Hired guns suspected in South Korean cyberattacks
The people behind both attacks were just doing their job because of the backdoor file's directory path, Symantec believes
By Antone Gonsalves
March 29, 2013 — CSO — The people behind this month's destructive cyberattacks against three banks and two broadcasters in South Korea were likely employees or hired guns of a single organization, a security vendor analyzing the attack code says.
In addition, Symantec said Friday that it found a connection between the recent attack and one launched against U.S. and South Korean government institutions in 2011. The link was in the code used to open a backdoor, or communications channel, that enabled the command-and-control server to download files and transmit instructions.
"We believe that they're similar," said Satnam Narang, manager of Symantec Security Response, of the backdoors used in each of the attacks.
Symantec believes the people behind both attacks were just doing their job because of the backdoor file's directory path leading to where the code was compiled on disk in the creator's computer. The path included "Z:\work," an indication that a professional was doing the compiling in a work folder.
"The person who put the code in a folder called work is probably a professional, rather than someone just doing it for the sake of doing it," Narang said. "Based on this we think someone was either paid or ordered to perform these attacks either as a contractor or an employee. That's the implication."
Symantec's analysis of the attack code has yet to produce anything definitive. Rather, the facts uncovered represent baby steps in an investigation that could stretch over months, or possibly years.
The attack, reported last week, involved malware that destroyed the master boot record on the hard drive, causing the infected system to crash and unable to turn back one.
Shinhan Bank, South Korea's fourth largest, reported its Internet banking servers were temporarily blocked, while two other banks, NongHyup and Jeju, said computers at some branches were paralyzed for a couple of hours. Employees at the country's two leading television stations, Korean Broadcasting Systems and MBC, were left staring at blank screens, although normal broadcasts continued.
In the last four years, there has been three major cyberattacks in South Korea, Symantec said. The attack in 2009 and in 2011 was a distributed denial of service (DDoS) assault.

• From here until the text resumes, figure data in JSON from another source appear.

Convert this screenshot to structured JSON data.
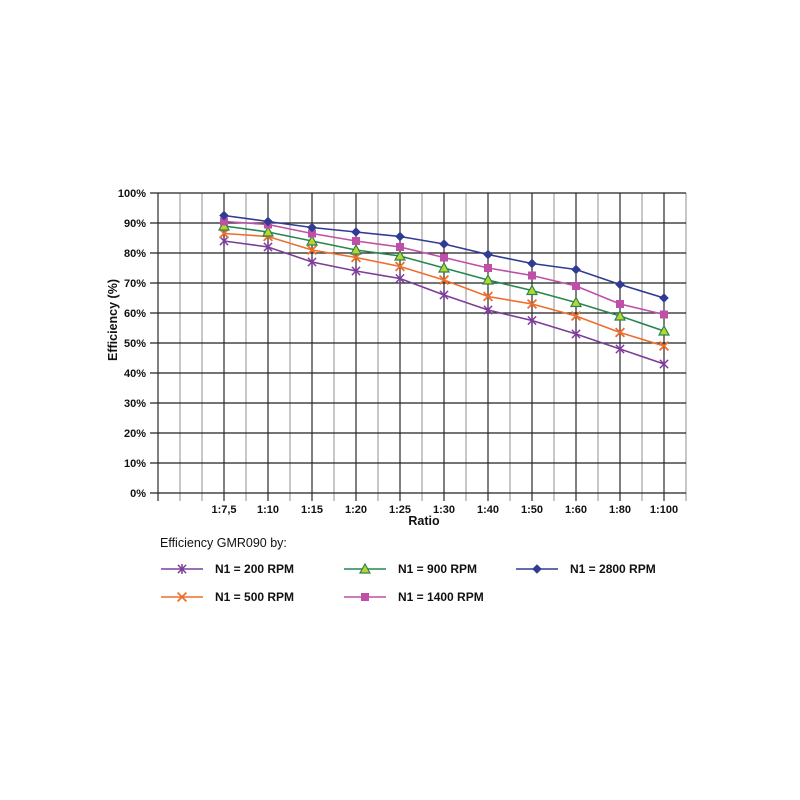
{
  "chart_data": {
    "type": "line",
    "title": "",
    "xlabel": "Ratio",
    "ylabel": "Efficiency (%)",
    "x_categories": [
      "1:7,5",
      "1:10",
      "1:15",
      "1:20",
      "1:25",
      "1:30",
      "1:40",
      "1:50",
      "1:60",
      "1:80",
      "1:100"
    ],
    "y_ticks": [
      "100%",
      "90%",
      "80%",
      "70%",
      "60%",
      "50%",
      "40%",
      "30%",
      "20%",
      "10%",
      "0%"
    ],
    "ylim": [
      0,
      100
    ],
    "grid": "horizontal major every 10%, vertical major at categories with minor lines at half-steps",
    "legend_title": "Efficiency GMR090 by:",
    "legend_position": "below-chart, 3 columns",
    "legend_order": [
      0,
      2,
      4,
      1,
      3
    ],
    "series": [
      {
        "name": "N1 = 200 RPM",
        "color": "#7B3E98",
        "marker": "star",
        "values": [
          84,
          82,
          77,
          74,
          71.5,
          66,
          61,
          57.5,
          53,
          48,
          43
        ]
      },
      {
        "name": "N1 = 500 RPM",
        "color": "#EE6E2D",
        "marker": "x",
        "values": [
          86.5,
          85.5,
          81,
          78.5,
          75.5,
          71,
          65.5,
          63,
          59,
          53.5,
          49
        ]
      },
      {
        "name": "N1 = 900 RPM",
        "color": "#27864F",
        "marker": "triangle",
        "marker_fill": "#BCD431",
        "values": [
          89,
          87,
          84,
          81,
          79,
          75,
          71,
          67.5,
          63.5,
          59,
          54
        ]
      },
      {
        "name": "N1 = 1400 RPM",
        "color": "#BF4FA7",
        "marker": "square",
        "values": [
          90.5,
          89.5,
          86.5,
          84,
          82,
          78.5,
          75,
          72.5,
          69,
          63,
          59.5
        ]
      },
      {
        "name": "N1 = 2800 RPM",
        "color": "#303B94",
        "marker": "diamond",
        "values": [
          92.5,
          90.5,
          88.5,
          87,
          85.5,
          83,
          79.5,
          76.5,
          74.5,
          69.5,
          65
        ]
      }
    ]
  }
}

Like in 2013, the malware used to launch the attack in March 2011, called Koredos by Symantec, was also capable of overwriting certain file types and destroying the MBR. Within a Koredos-infected machine, Symantec found a backdoor the company calls Prioxer, which is based on publicly available code.
Other than the malware and backdoor being on the same system, Symantec has not been able to draw a direct link between the two sets of code. However, Prioxer was used in the 2013 attack, because its packer was similar to the data-wiping malware Symantec calls Jokra. A packer is code a hacker wraps around malware to make it difficult to analyze, Narang said.
The attackers in the recent assaults used stolen IDs and passwords for a patch manager software to distribute the malware to PCs in the victims' facilities. While there's no proof, North Korea or another state is suspected of being behind the attack because of its sophistication.